As someone else said, the "kids these days" dimension isn't new. There have been self-indulgent films that used technical devices and audience manipulation as a creative crutch for a long time, probably as long as there have been films; those of us of a Certain Age may remember the shamelessly lowbrow disaster films of Irwin Allen, for instance, clearly as great a sinner against filmic intellectual purity as Bay is.

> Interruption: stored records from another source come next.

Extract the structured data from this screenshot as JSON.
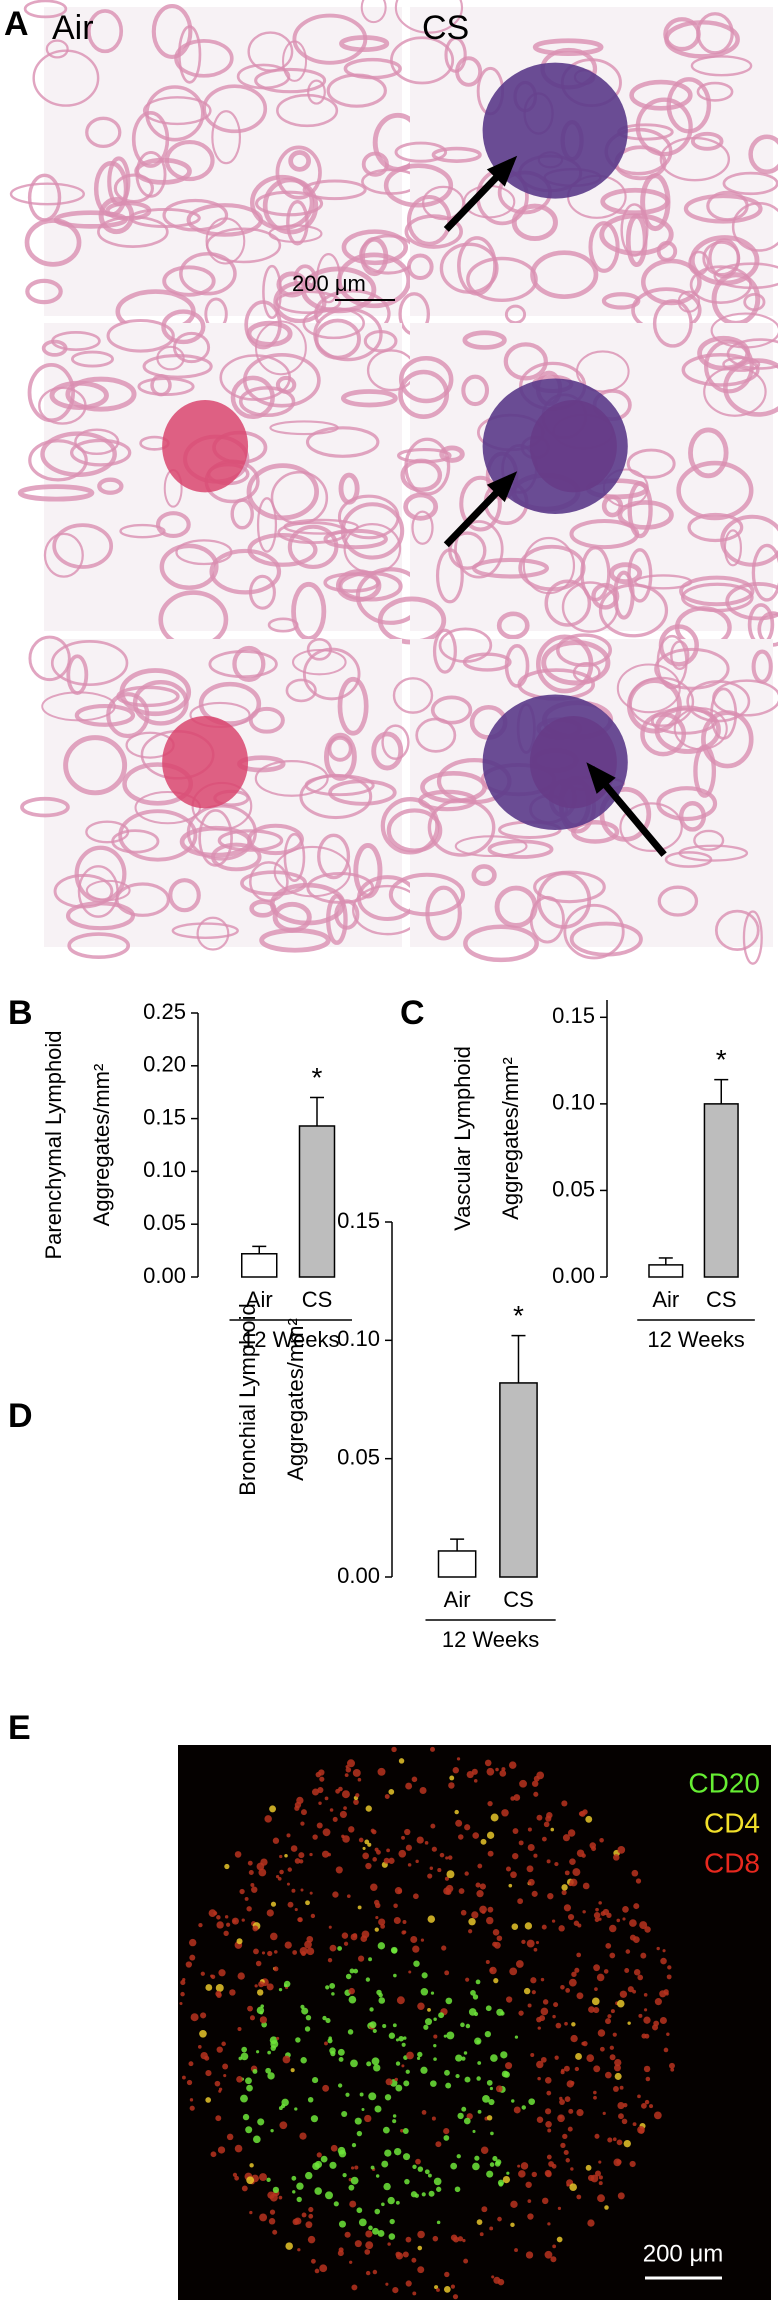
{
  "figure": {
    "panel_labels": [
      "A",
      "B",
      "C",
      "D",
      "E"
    ],
    "he_labels": [
      "Air",
      "CS"
    ],
    "he_scale": "200 μm",
    "if_labels": [
      {
        "text": "CD20",
        "color": "#66ee33"
      },
      {
        "text": "CD4",
        "color": "#f2e02a"
      },
      {
        "text": "CD8",
        "color": "#e8281e"
      }
    ],
    "if_scale": "200 μm"
  },
  "chart_data": [
    {
      "type": "bar",
      "y_label": [
        "Parenchymal Lymphoid",
        "Aggregates/mm²"
      ],
      "categories": [
        "Air",
        "CS"
      ],
      "values": [
        0.022,
        0.143
      ],
      "errors": [
        0.007,
        0.027
      ],
      "colors": [
        "#ffffff",
        "#bdbdbd"
      ],
      "group_label": "12 Weeks",
      "annotation": "*",
      "ylim": [
        0,
        0.25
      ],
      "yticks": [
        {
          "value": 0,
          "label": "0.00"
        },
        {
          "value": 0.05,
          "label": "0.05"
        },
        {
          "value": 0.1,
          "label": "0.10"
        },
        {
          "value": 0.15,
          "label": "0.15"
        },
        {
          "value": 0.2,
          "label": "0.20"
        },
        {
          "value": 0.25,
          "label": "0.25"
        }
      ]
    },
    {
      "type": "bar",
      "y_label": [
        "Vascular Lymphoid",
        "Aggregates/mm²"
      ],
      "categories": [
        "Air",
        "CS"
      ],
      "values": [
        0.007,
        0.1
      ],
      "errors": [
        0.004,
        0.014
      ],
      "colors": [
        "#ffffff",
        "#bdbdbd"
      ],
      "group_label": "12 Weeks",
      "annotation": "*",
      "ylim": [
        0,
        0.16
      ],
      "yticks": [
        {
          "value": 0,
          "label": "0.00"
        },
        {
          "value": 0.05,
          "label": "0.05"
        },
        {
          "value": 0.1,
          "label": "0.10"
        },
        {
          "value": 0.15,
          "label": "0.15"
        }
      ]
    },
    {
      "type": "bar",
      "y_label": [
        "Bronchial Lymphoid",
        "Aggregates/mm²"
      ],
      "categories": [
        "Air",
        "CS"
      ],
      "values": [
        0.011,
        0.082
      ],
      "errors": [
        0.005,
        0.02
      ],
      "colors": [
        "#ffffff",
        "#bdbdbd"
      ],
      "group_label": "12 Weeks",
      "annotation": "*",
      "ylim": [
        0,
        0.15
      ],
      "yticks": [
        {
          "value": 0,
          "label": "0.00"
        },
        {
          "value": 0.05,
          "label": "0.05"
        },
        {
          "value": 0.1,
          "label": "0.10"
        },
        {
          "value": 0.15,
          "label": "0.15"
        }
      ]
    }
  ]
}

But!---don't throw the baby out with the bathwater. Back in my longhair metalhead days in the 1980s, I remember having my mind blown by an article about rap by bassist Billy Sheehan, in which he basically said "listen to that synth bass, which the genre uses because it's mechanically tight and can do that resonant deep boom in your gut---now quit complaining about it and go find a way to make YOUR bass that tight and deep!"
Mutatis mutandis, there's a reason people use devices as creative crutches; it's because those devices have a certain predictable effect, and it should ALWAYS be possible to discard the "crutch" aspect but retain the technique. As a filmmaker, don't say "confusing fast shots are stupid"; note what happens when confusing fast shots are used heavily, and set that knowledge aside for the next time you need it (say, if the camera is taking the viewpoint of a drunk in a bar fight).

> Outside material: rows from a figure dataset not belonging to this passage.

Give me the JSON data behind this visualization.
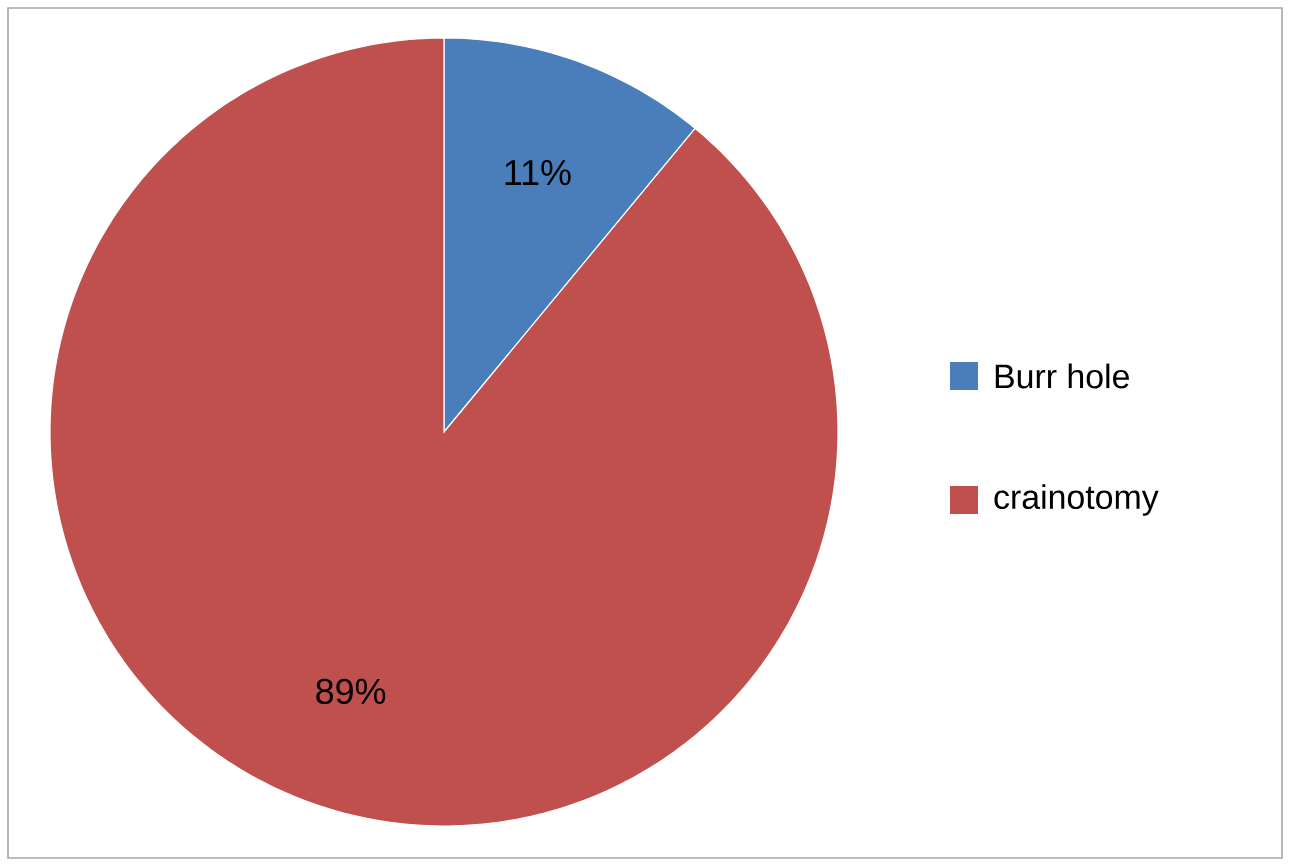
{
  "chart_data": {
    "type": "pie",
    "categories": [
      "Burr hole",
      "crainotomy"
    ],
    "values": [
      11,
      89
    ],
    "value_labels": [
      "11%",
      "89%"
    ],
    "colors": [
      "#4a7ebb",
      "#c0504d"
    ],
    "legend": "right"
  }
}
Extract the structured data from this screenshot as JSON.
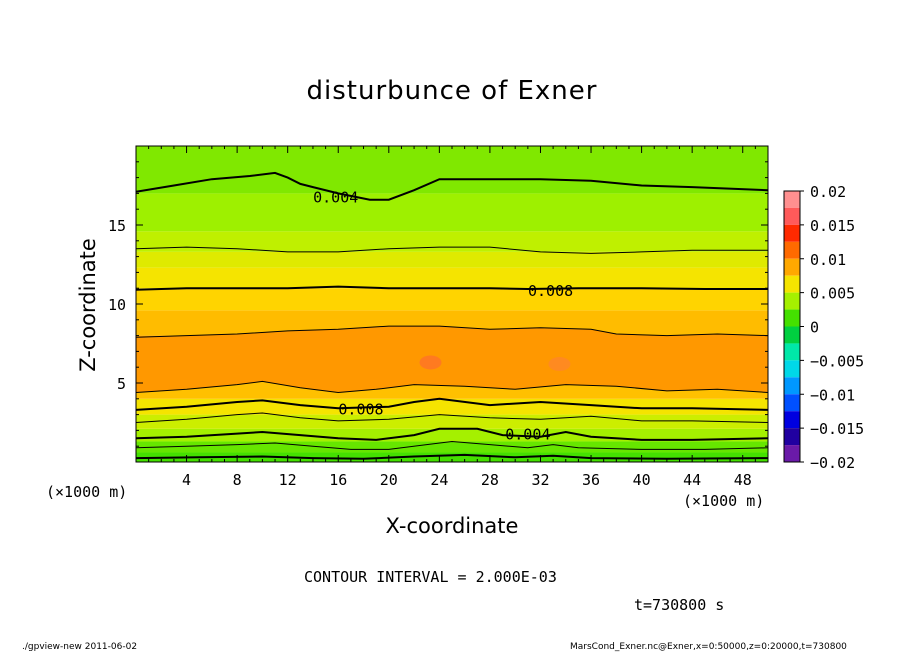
{
  "chart_data": {
    "type": "contour",
    "title": "disturbunce of Exner",
    "xlabel": "X-coordinate",
    "ylabel": "Z-coordinate",
    "x_unit": "(×1000 m)",
    "y_unit": "(×1000 m)",
    "xlim": [
      0,
      50
    ],
    "ylim": [
      0,
      20
    ],
    "x_ticks": [
      4,
      8,
      12,
      16,
      20,
      24,
      28,
      32,
      36,
      40,
      44,
      48
    ],
    "y_ticks": [
      5,
      10,
      15
    ],
    "contour_interval_text": "CONTOUR INTERVAL = 2.000E-03",
    "time_text": "t=730800 s",
    "colorbar": {
      "min": -0.02,
      "max": 0.02,
      "tick_labels": [
        "0.02",
        "0.015",
        "0.01",
        "0.005",
        "0",
        "−0.005",
        "−0.01",
        "−0.015",
        "−0.02"
      ],
      "levels": [
        {
          "lo": 0.0175,
          "hi": 0.02,
          "color": "#ff9090"
        },
        {
          "lo": 0.015,
          "hi": 0.0175,
          "color": "#ff5a5a"
        },
        {
          "lo": 0.0125,
          "hi": 0.015,
          "color": "#ff2a00"
        },
        {
          "lo": 0.01,
          "hi": 0.0125,
          "color": "#ff6a00"
        },
        {
          "lo": 0.0075,
          "hi": 0.01,
          "color": "#ffa800"
        },
        {
          "lo": 0.005,
          "hi": 0.0075,
          "color": "#f5e400"
        },
        {
          "lo": 0.0025,
          "hi": 0.005,
          "color": "#a5f000"
        },
        {
          "lo": 0.0,
          "hi": 0.0025,
          "color": "#44e000"
        },
        {
          "lo": -0.0025,
          "hi": 0.0,
          "color": "#00d040"
        },
        {
          "lo": -0.005,
          "hi": -0.0025,
          "color": "#00e8a8"
        },
        {
          "lo": -0.0075,
          "hi": -0.005,
          "color": "#00d8e8"
        },
        {
          "lo": -0.01,
          "hi": -0.0075,
          "color": "#0098ff"
        },
        {
          "lo": -0.0125,
          "hi": -0.01,
          "color": "#0050ff"
        },
        {
          "lo": -0.015,
          "hi": -0.0125,
          "color": "#0000e0"
        },
        {
          "lo": -0.0175,
          "hi": -0.015,
          "color": "#2000a0"
        },
        {
          "lo": -0.02,
          "hi": -0.0175,
          "color": "#6a1aa8"
        }
      ]
    },
    "field_bands": [
      {
        "z_lo": 0.0,
        "z_hi": 0.6,
        "value": 0.001,
        "color": "#44e000"
      },
      {
        "z_lo": 0.6,
        "z_hi": 1.3,
        "value": 0.002,
        "color": "#66e600"
      },
      {
        "z_lo": 1.3,
        "z_hi": 2.1,
        "value": 0.0035,
        "color": "#a5f000"
      },
      {
        "z_lo": 2.1,
        "z_hi": 3.0,
        "value": 0.0055,
        "color": "#ccee00"
      },
      {
        "z_lo": 3.0,
        "z_hi": 4.0,
        "value": 0.007,
        "color": "#f5e400"
      },
      {
        "z_lo": 4.0,
        "z_hi": 5.3,
        "value": 0.0085,
        "color": "#ffc000"
      },
      {
        "z_lo": 5.3,
        "z_hi": 8.0,
        "value": 0.0095,
        "color": "#ffa000"
      },
      {
        "z_lo": 8.0,
        "z_hi": 9.6,
        "value": 0.0085,
        "color": "#ffbc00"
      },
      {
        "z_lo": 9.6,
        "z_hi": 11.0,
        "value": 0.0075,
        "color": "#ffd400"
      },
      {
        "z_lo": 11.0,
        "z_hi": 12.3,
        "value": 0.0065,
        "color": "#f5e400"
      },
      {
        "z_lo": 12.3,
        "z_hi": 13.3,
        "value": 0.0055,
        "color": "#dfea00"
      },
      {
        "z_lo": 13.3,
        "z_hi": 14.6,
        "value": 0.0045,
        "color": "#bff000"
      },
      {
        "z_lo": 14.6,
        "z_hi": 17.0,
        "value": 0.0035,
        "color": "#9ef000"
      },
      {
        "z_lo": 17.0,
        "z_hi": 20.0,
        "value": 0.002,
        "color": "#80e800"
      }
    ],
    "contours": [
      {
        "level": 0.004,
        "label": "0.004",
        "bold": true,
        "label_x": 15.8,
        "label_z": 16.8,
        "points": [
          [
            0,
            17.1
          ],
          [
            3,
            17.5
          ],
          [
            6,
            17.9
          ],
          [
            9,
            18.1
          ],
          [
            11,
            18.3
          ],
          [
            12,
            18.0
          ],
          [
            13,
            17.6
          ],
          [
            14,
            17.4
          ],
          [
            16,
            17.0
          ],
          [
            18.5,
            16.6
          ],
          [
            20,
            16.6
          ],
          [
            22,
            17.2
          ],
          [
            24,
            17.9
          ],
          [
            28,
            17.9
          ],
          [
            32,
            17.9
          ],
          [
            36,
            17.8
          ],
          [
            40,
            17.5
          ],
          [
            44,
            17.4
          ],
          [
            50,
            17.2
          ]
        ]
      },
      {
        "level": 0.006,
        "label": "",
        "bold": false,
        "label_x": null,
        "label_z": null,
        "points": [
          [
            0,
            13.5
          ],
          [
            4,
            13.6
          ],
          [
            8,
            13.5
          ],
          [
            12,
            13.3
          ],
          [
            16,
            13.3
          ],
          [
            20,
            13.5
          ],
          [
            24,
            13.6
          ],
          [
            28,
            13.6
          ],
          [
            32,
            13.3
          ],
          [
            36,
            13.2
          ],
          [
            40,
            13.3
          ],
          [
            44,
            13.4
          ],
          [
            50,
            13.4
          ]
        ]
      },
      {
        "level": 0.008,
        "label": "0.008",
        "bold": true,
        "label_x": 32.8,
        "label_z": 10.9,
        "points": [
          [
            0,
            10.9
          ],
          [
            4,
            11.0
          ],
          [
            8,
            11.0
          ],
          [
            12,
            11.0
          ],
          [
            16,
            11.1
          ],
          [
            20,
            11.0
          ],
          [
            24,
            11.0
          ],
          [
            28,
            11.0
          ],
          [
            31,
            10.95
          ],
          [
            35,
            11.0
          ],
          [
            40,
            11.0
          ],
          [
            45,
            10.95
          ],
          [
            50,
            10.95
          ]
        ]
      },
      {
        "level": 0.01,
        "label": "",
        "bold": false,
        "label_x": null,
        "label_z": null,
        "points": [
          [
            0,
            7.9
          ],
          [
            4,
            8.0
          ],
          [
            8,
            8.1
          ],
          [
            12,
            8.3
          ],
          [
            16,
            8.4
          ],
          [
            20,
            8.6
          ],
          [
            24,
            8.6
          ],
          [
            28,
            8.4
          ],
          [
            32,
            8.5
          ],
          [
            36,
            8.4
          ],
          [
            38,
            8.1
          ],
          [
            42,
            8.0
          ],
          [
            46,
            8.1
          ],
          [
            50,
            8.0
          ]
        ]
      },
      {
        "level": 0.01,
        "label": "",
        "bold": false,
        "label_x": null,
        "label_z": null,
        "points": [
          [
            0,
            4.4
          ],
          [
            4,
            4.6
          ],
          [
            8,
            4.9
          ],
          [
            10,
            5.1
          ],
          [
            13,
            4.7
          ],
          [
            16,
            4.4
          ],
          [
            19,
            4.6
          ],
          [
            22,
            4.9
          ],
          [
            26,
            4.8
          ],
          [
            30,
            4.6
          ],
          [
            34,
            4.9
          ],
          [
            38,
            4.8
          ],
          [
            42,
            4.5
          ],
          [
            46,
            4.6
          ],
          [
            50,
            4.4
          ]
        ]
      },
      {
        "level": 0.008,
        "label": "0.008",
        "bold": true,
        "label_x": 17.8,
        "label_z": 3.4,
        "points": [
          [
            0,
            3.3
          ],
          [
            4,
            3.5
          ],
          [
            8,
            3.8
          ],
          [
            10,
            3.9
          ],
          [
            13,
            3.6
          ],
          [
            16,
            3.4
          ],
          [
            20,
            3.5
          ],
          [
            22,
            3.8
          ],
          [
            24,
            4.0
          ],
          [
            28,
            3.6
          ],
          [
            32,
            3.8
          ],
          [
            36,
            3.6
          ],
          [
            40,
            3.4
          ],
          [
            44,
            3.4
          ],
          [
            50,
            3.3
          ]
        ]
      },
      {
        "level": 0.006,
        "label": "",
        "bold": false,
        "label_x": null,
        "label_z": null,
        "points": [
          [
            0,
            2.5
          ],
          [
            4,
            2.7
          ],
          [
            8,
            3.0
          ],
          [
            10,
            3.1
          ],
          [
            13,
            2.8
          ],
          [
            16,
            2.6
          ],
          [
            20,
            2.7
          ],
          [
            24,
            3.0
          ],
          [
            28,
            2.8
          ],
          [
            32,
            2.7
          ],
          [
            36,
            2.9
          ],
          [
            40,
            2.6
          ],
          [
            44,
            2.6
          ],
          [
            50,
            2.5
          ]
        ]
      },
      {
        "level": 0.004,
        "label": "0.004",
        "bold": true,
        "label_x": 31.0,
        "label_z": 1.8,
        "points": [
          [
            0,
            1.5
          ],
          [
            4,
            1.6
          ],
          [
            8,
            1.8
          ],
          [
            10,
            1.9
          ],
          [
            13,
            1.7
          ],
          [
            16,
            1.5
          ],
          [
            19,
            1.4
          ],
          [
            22,
            1.7
          ],
          [
            24,
            2.1
          ],
          [
            27,
            2.1
          ],
          [
            29,
            1.7
          ],
          [
            32,
            1.6
          ],
          [
            34,
            1.9
          ],
          [
            36,
            1.6
          ],
          [
            40,
            1.4
          ],
          [
            44,
            1.4
          ],
          [
            50,
            1.5
          ]
        ]
      },
      {
        "level": 0.002,
        "label": "",
        "bold": false,
        "label_x": null,
        "label_z": null,
        "points": [
          [
            0,
            0.9
          ],
          [
            4,
            1.0
          ],
          [
            8,
            1.1
          ],
          [
            11,
            1.2
          ],
          [
            14,
            1.0
          ],
          [
            17,
            0.8
          ],
          [
            20,
            0.8
          ],
          [
            23,
            1.1
          ],
          [
            25,
            1.3
          ],
          [
            28,
            1.1
          ],
          [
            31,
            0.9
          ],
          [
            33,
            1.1
          ],
          [
            35,
            0.9
          ],
          [
            40,
            0.8
          ],
          [
            45,
            0.8
          ],
          [
            50,
            0.9
          ]
        ]
      },
      {
        "level": 0.0,
        "label": "",
        "bold": true,
        "label_x": null,
        "label_z": null,
        "points": [
          [
            0,
            0.25
          ],
          [
            5,
            0.3
          ],
          [
            10,
            0.35
          ],
          [
            14,
            0.25
          ],
          [
            18,
            0.2
          ],
          [
            22,
            0.35
          ],
          [
            26,
            0.45
          ],
          [
            30,
            0.3
          ],
          [
            33,
            0.4
          ],
          [
            36,
            0.25
          ],
          [
            42,
            0.2
          ],
          [
            50,
            0.25
          ]
        ]
      }
    ],
    "maxima": [
      {
        "x": 23.3,
        "z": 6.3,
        "value": 0.011,
        "color": "#ff7a20"
      },
      {
        "x": 33.5,
        "z": 6.2,
        "value": 0.011,
        "color": "#ff8a20"
      }
    ]
  },
  "footer": {
    "left": "./gpview-new   2011-06-02",
    "right": "MarsCond_Exner.nc@Exner,x=0:50000,z=0:20000,t=730800"
  }
}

By the way, those who really don't like the flash-and-effects gestalt should take a look at the work of the "Dogme 95" filmmakers. Lars von Trier is the best known, and he's a jerk whom I think it's reasonable to write off for reasons either outside or inside his work, but the others have done some interesting stuff. I particularly liked Kristian Levring's _The King Is Alive_.
ObAPUG: I think the Dogme manifesto might require shooting on film. Does that make me on-topic?